AI has no training data on complex logic and systems so you gotta do that all yourself.
It definitely doesn't get anything visual right really.
There isn't large amounts of automated testing you can setup ahead of time for a lot of game-play so the AI can't iterate on it to make something work it'll just be hopeless.
The art is also going to all be really derivative plagiarism overly averaged scammy looking stuff. So that's basically an insurmountable hurdle. No unique style.
>I mean all the major hurdles of making a game aren't really helped much by AI...
I have been using Claude Code to develop a game in unreal engine. It is fricking amazing. Its like hiring someone with 10 years experience to work for you. I am really impressed by how it know game patterns.
>It definitely doesn't get anything visual right really. Sometimes it struggles to things things right visually, other times it nails it!
I have been using an MCP from gemini image 1.5 to generate my icons. And once it go my styles down, after 20 experiments, it does really good. Notice: It uses high quality by default which will burn up your credits. But if you turn down the image quality to low, it cost around 3 cents an icon.
>There isn't large amounts of automated testing.
Some things can be easily automated for testing. But other things require play testing.
>The art is also going to all be really derivative plagiarism
I am just using it to generate icons, and it does great. For 3D artwork I either use things from the FAB Store, or I pay a team of artists in Pakistan to do it.
Overall I say it is the equivalent to have a senior dev on your team, for 100 bucks a month
edited for line breaks.
Did you mean gpt-image-1.5? (the Gemini models are Imagen or NB)

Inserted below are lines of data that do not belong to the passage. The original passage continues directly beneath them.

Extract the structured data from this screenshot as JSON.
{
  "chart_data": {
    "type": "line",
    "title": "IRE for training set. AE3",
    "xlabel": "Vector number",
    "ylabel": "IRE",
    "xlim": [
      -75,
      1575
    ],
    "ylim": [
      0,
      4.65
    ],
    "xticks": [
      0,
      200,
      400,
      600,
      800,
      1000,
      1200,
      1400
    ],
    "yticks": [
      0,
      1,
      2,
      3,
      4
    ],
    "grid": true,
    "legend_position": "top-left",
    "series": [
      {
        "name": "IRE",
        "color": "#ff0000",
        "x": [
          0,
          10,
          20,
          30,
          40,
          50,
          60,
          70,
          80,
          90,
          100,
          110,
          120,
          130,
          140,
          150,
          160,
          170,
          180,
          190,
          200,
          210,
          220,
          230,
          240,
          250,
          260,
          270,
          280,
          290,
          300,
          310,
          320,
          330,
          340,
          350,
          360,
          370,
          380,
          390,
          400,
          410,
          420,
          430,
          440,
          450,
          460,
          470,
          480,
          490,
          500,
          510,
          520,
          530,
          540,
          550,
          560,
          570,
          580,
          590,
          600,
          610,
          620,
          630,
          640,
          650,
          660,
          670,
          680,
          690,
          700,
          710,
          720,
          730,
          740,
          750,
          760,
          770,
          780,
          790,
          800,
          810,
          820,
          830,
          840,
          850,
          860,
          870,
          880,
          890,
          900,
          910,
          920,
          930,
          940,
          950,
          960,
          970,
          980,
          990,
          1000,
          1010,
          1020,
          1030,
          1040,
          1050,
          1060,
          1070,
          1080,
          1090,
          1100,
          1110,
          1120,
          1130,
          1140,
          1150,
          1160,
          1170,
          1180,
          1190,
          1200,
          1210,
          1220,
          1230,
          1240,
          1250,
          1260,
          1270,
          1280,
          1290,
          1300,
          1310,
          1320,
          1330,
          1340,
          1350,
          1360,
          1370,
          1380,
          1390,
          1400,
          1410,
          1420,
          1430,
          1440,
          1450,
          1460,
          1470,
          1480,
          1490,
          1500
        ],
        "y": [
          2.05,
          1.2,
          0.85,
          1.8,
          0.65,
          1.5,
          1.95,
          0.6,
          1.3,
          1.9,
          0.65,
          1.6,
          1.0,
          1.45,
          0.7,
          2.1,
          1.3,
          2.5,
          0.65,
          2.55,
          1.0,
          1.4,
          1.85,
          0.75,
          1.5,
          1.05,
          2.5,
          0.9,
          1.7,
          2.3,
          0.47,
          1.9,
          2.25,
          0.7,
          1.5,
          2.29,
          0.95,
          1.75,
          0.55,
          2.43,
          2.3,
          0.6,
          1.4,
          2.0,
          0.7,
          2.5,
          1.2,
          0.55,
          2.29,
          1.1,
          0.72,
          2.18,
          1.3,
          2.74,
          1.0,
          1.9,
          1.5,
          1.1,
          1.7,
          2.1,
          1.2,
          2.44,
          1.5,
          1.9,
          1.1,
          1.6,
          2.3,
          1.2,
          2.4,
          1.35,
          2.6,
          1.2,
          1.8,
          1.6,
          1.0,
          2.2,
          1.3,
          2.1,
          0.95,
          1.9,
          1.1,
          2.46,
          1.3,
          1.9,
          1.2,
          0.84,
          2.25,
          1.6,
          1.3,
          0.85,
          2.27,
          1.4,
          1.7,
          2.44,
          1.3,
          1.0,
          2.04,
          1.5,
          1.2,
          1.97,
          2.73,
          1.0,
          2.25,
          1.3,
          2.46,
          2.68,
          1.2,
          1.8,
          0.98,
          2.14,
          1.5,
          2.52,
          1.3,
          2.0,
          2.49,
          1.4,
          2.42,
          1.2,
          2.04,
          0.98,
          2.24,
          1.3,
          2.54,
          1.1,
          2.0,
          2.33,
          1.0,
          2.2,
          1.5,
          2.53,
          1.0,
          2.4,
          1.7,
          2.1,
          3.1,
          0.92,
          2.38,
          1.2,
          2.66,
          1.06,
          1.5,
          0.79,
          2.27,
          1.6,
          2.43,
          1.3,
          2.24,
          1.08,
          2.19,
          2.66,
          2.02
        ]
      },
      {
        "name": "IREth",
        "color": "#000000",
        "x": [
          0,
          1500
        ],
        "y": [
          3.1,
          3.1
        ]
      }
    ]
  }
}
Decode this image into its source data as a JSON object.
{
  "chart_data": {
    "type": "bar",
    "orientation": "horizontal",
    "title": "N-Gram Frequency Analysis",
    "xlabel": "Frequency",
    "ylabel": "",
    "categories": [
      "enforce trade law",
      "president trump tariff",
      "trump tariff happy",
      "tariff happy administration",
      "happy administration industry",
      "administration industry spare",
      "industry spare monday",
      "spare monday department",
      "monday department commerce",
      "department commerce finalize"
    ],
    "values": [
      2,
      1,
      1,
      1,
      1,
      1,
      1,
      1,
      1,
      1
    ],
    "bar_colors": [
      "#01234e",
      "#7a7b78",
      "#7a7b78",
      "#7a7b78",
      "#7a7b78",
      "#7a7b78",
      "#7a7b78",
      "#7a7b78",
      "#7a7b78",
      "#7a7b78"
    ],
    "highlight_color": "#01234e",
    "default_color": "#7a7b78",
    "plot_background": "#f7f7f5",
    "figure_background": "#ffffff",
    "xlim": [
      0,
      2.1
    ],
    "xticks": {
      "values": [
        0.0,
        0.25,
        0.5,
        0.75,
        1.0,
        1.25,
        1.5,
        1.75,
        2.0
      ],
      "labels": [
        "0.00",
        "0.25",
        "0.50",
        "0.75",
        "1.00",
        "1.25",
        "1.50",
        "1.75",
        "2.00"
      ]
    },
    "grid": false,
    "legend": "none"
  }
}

this url https://www.tyleo.com/blog gives a 404 when infact it should retrieve a list of all the blog posts. Might want to fix that
It's actually intentional. The literal strings are just routed to pages.
However, if users are trying to do it, it should be a behavior. I'll make a note to change this.
For now, if you'd like to see more posts, you can go to www.tyleo.com and scroll down to the Writing section.
This is a WIP. I hadn't anticipated the popularity my site reached/extent of the blog.